Bond managers could see a surge of new business over the next few years as a result of upcoming funding reform proposed by the Bush administration that would match the time profile of future cash flows with discount rates of similar duration.

Bond managers could see a surge of new business over the next few years as a result of upcoming funding reform proposed by the Bush administration that would match the time profile of future cash flows with discount rates of similar duration. This would encourage pension funds to increase their bond allocations to match liabilities, said Mike Johnston, practice leader at Hewitt Associates. Corporate plans, on average, allocate 26.97% to bonds and 63.92% to equity, according to Wilshire Associates survey. Some believe these exposures could reverse.

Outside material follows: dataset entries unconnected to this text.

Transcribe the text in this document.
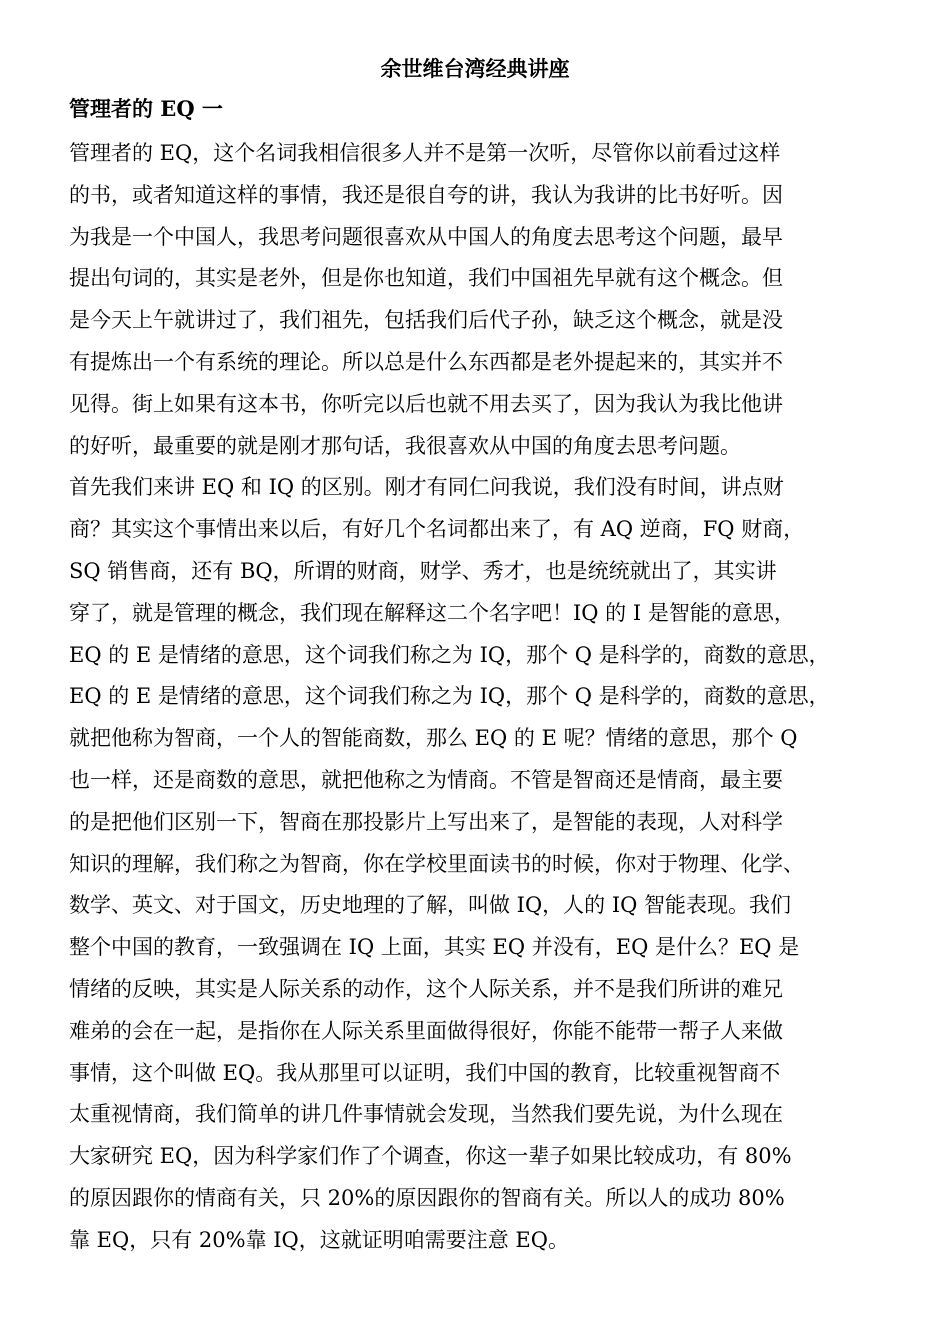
余世维台湾经典讲座
管理者的 EQ 一

管理者的 EQ，这个名词我相信很多人并不是第一次听，尽管你以前看过这样

的书，或者知道这样的事情，我还是很自夸的讲，我认为我讲的比书好听。因

为我是一个中国人，我思考问题很喜欢从中国人的角度去思考这个问题，最早

提出句词的，其实是老外，但是你也知道，我们中国祖先早就有这个概念。但

是今天上午就讲过了，我们祖先，包括我们后代子孙，缺乏这个概念，就是没

有提炼出一个有系统的理论。所以总是什么东西都是老外提起来的，其实并不

见得。街上如果有这本书，你听完以后也就不用去买了，因为我认为我比他讲

的好听，最重要的就是刚才那句话，我很喜欢从中国的角度去思考问题。

首先我们来讲 EQ 和 IQ 的区别。刚才有同仁问我说，我们没有时间，讲点财

商？其实这个事情出来以后，有好几个名词都出来了，有 AQ 逆商，FQ 财商，

SQ 销售商，还有 BQ，所谓的财商，财学、秀才，也是统统就出了，其实讲

穿了，就是管理的概念，我们现在解释这二个名字吧！IQ 的 I 是智能的意思，

EQ 的 E 是情绪的意思，这个词我们称之为 IQ，那个 Q 是科学的，商数的意思，

EQ 的 E 是情绪的意思，这个词我们称之为 IQ，那个 Q 是科学的，商数的意思，

就把他称为智商，一个人的智能商数，那么 EQ 的 E 呢？情绪的意思，那个 Q

也一样，还是商数的意思，就把他称之为情商。不管是智商还是情商，最主要

的是把他们区别一下，智商在那投影片上写出来了，是智能的表现，人对科学

知识的理解，我们称之为智商，你在学校里面读书的时候，你对于物理、化学、

数学、英文、对于国文，历史地理的了解，叫做 IQ，人的 IQ 智能表现。我们

整个中国的教育，一致强调在 IQ 上面，其实 EQ 并没有，EQ 是什么？EQ 是

情绪的反映，其实是人际关系的动作，这个人际关系，并不是我们所讲的难兄

难弟的会在一起，是指你在人际关系里面做得很好，你能不能带一帮子人来做

事情，这个叫做 EQ。我从那里可以证明，我们中国的教育，比较重视智商不

太重视情商，我们简单的讲几件事情就会发现，当然我们要先说，为什么现在

大家研究 EQ，因为科学家们作了个调查，你这一辈子如果比较成功，有 80%

的原因跟你的情商有关，只 20%的原因跟你的智商有关。所以人的成功 80%

靠 EQ，只有 20%靠 IQ，这就证明咱需要注意 EQ。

A Morgan Stanley report titled the Financial Market Implications of Pension Reform says, "The amounts involved would be significant, given that private [defined benefit] plans hold $1.5 trillion in assets, and much more if state and local plans, which hold another $2.5 trillion, were to join them. Shifts by the two groups could perhaps move $650 billion or more out of equities into fixed-income assets, and could also entail a major move to increase fixed-income duration." Increased demand for bonds could drive up the market, Johnston added, but this may be offset by the government issuing more debt to address its deficit.


Johnston said new funding calculations could push some companies to close their DB schemes to new entrants in an attempt to limit costs—a move that could lead to even higher bond allocations. Closing a fund shortens its liability profile, which can encourage plans to boost their bond stakes to match liabilities as they run down.

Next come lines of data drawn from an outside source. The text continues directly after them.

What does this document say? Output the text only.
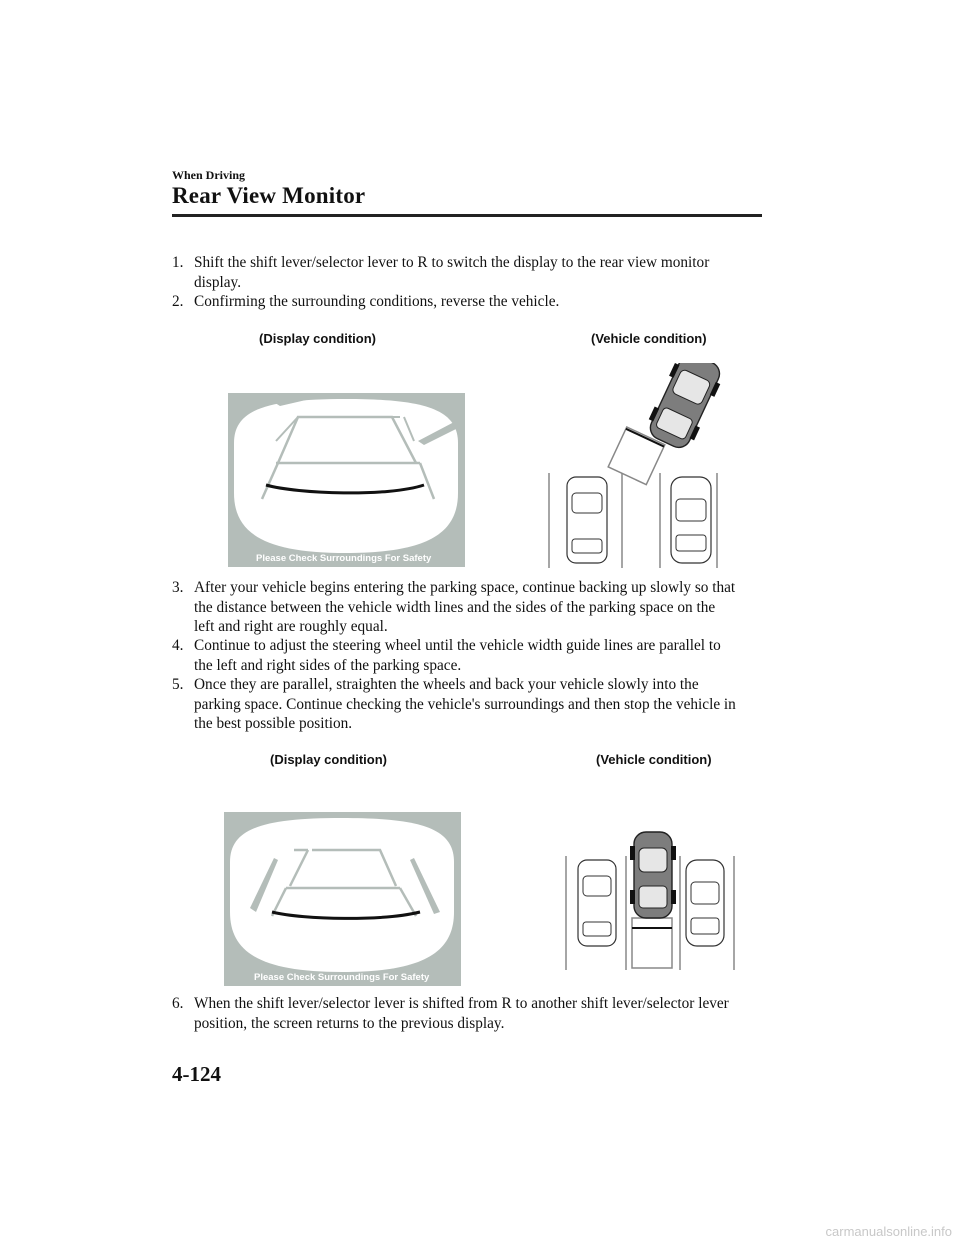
When Driving
Rear View Monitor
1. Shift the shift lever/selector lever to R to switch the display to the rear view monitor
display.
2. Confirming the surrounding conditions, reverse the vehicle.
(Display condition)	(Vehicle condition)
Please Check Surroundings For Safety
3. After your vehicle begins entering the parking space, continue backing up slowly so that
the distance between the vehicle width lines and the sides of the parking space on the
left and right are roughly equal.
4. Continue to adjust the steering wheel until the vehicle width guide lines are parallel to
the left and right sides of the parking space.
5. Once they are parallel, straighten the wheels and back your vehicle slowly into the
parking space. Continue checking the vehicle's surroundings and then stop the vehicle in
the best possible position.
(Display condition)	(Vehicle condition)
Please Check Surroundings For Safety
6. When the shift lever/selector lever is shifted from R to another shift lever/selector lever
position, the screen returns to the previous display.
4-124
carmanualsonline.info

The Bush administration's Single Employer Defined Benefit Pension Reform Proposal suggests that funds calculate their liabilities using interest rates drawn from a yield curve for high-quality zero-coupon corporate bonds. The Secretary of the Treasury would issue this monthly and would base it on the interest rates, averaged over 90 business days, for AA-rated corporate bonds with varying maturities. Using a yield curve would make the liabilities of corporate plans with more immediate cash flows look larger, said Richard Berner, managing director and chief U.S. economist at Morgan Stanley. In general the plans with the largest deficits are fairly mature, so their liabilities would appear even larger, he added.


Using this yield curve would make liabilities, and thus also contributions, more volatile year-on-year because, unlike with current pension accounting, there is no smoothing mechanism, said Jim Klein, president of the America Benefits Council. Pension funds currently calculate liabilities using the weighted average over the past four years of a composite of three long bond indices. Before legislation last year, funds used a floating four-year average of 30-year Treasury rates. Matching liabilities with bonds would dampen the volatility of contributions.

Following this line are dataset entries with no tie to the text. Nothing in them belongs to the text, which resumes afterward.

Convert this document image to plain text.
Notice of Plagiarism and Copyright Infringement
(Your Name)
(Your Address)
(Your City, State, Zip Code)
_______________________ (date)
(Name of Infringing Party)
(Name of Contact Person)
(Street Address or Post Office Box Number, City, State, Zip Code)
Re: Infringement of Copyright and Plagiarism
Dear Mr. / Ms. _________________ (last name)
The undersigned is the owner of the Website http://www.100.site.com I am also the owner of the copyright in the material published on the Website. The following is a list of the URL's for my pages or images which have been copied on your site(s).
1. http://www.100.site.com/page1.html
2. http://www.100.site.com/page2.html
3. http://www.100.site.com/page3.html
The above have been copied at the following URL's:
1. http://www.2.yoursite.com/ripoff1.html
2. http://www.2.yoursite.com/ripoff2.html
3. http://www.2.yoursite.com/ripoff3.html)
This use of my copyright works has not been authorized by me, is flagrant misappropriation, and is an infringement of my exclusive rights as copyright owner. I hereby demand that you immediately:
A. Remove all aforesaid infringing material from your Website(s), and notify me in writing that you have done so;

Current accounting rules allow corporations to make rosy return forecasts for stocks and most other assets, provided they are based on historical returns and are ratified by an external auditor. Bond returns, however, must be forecast based on current yields to maturity. As yields have fallen over the past couple of years, pension funds have lowered their bond exposures. "Last year must have been the lowest allocation to bonds in modern history," said Ron Ryan, chief financial architect of Ryan ALM. "This whole game is based on trying to look good and avoid embarrassment and avoid cost," he said, "but will cost more in the long term" because liabilities aren't matched.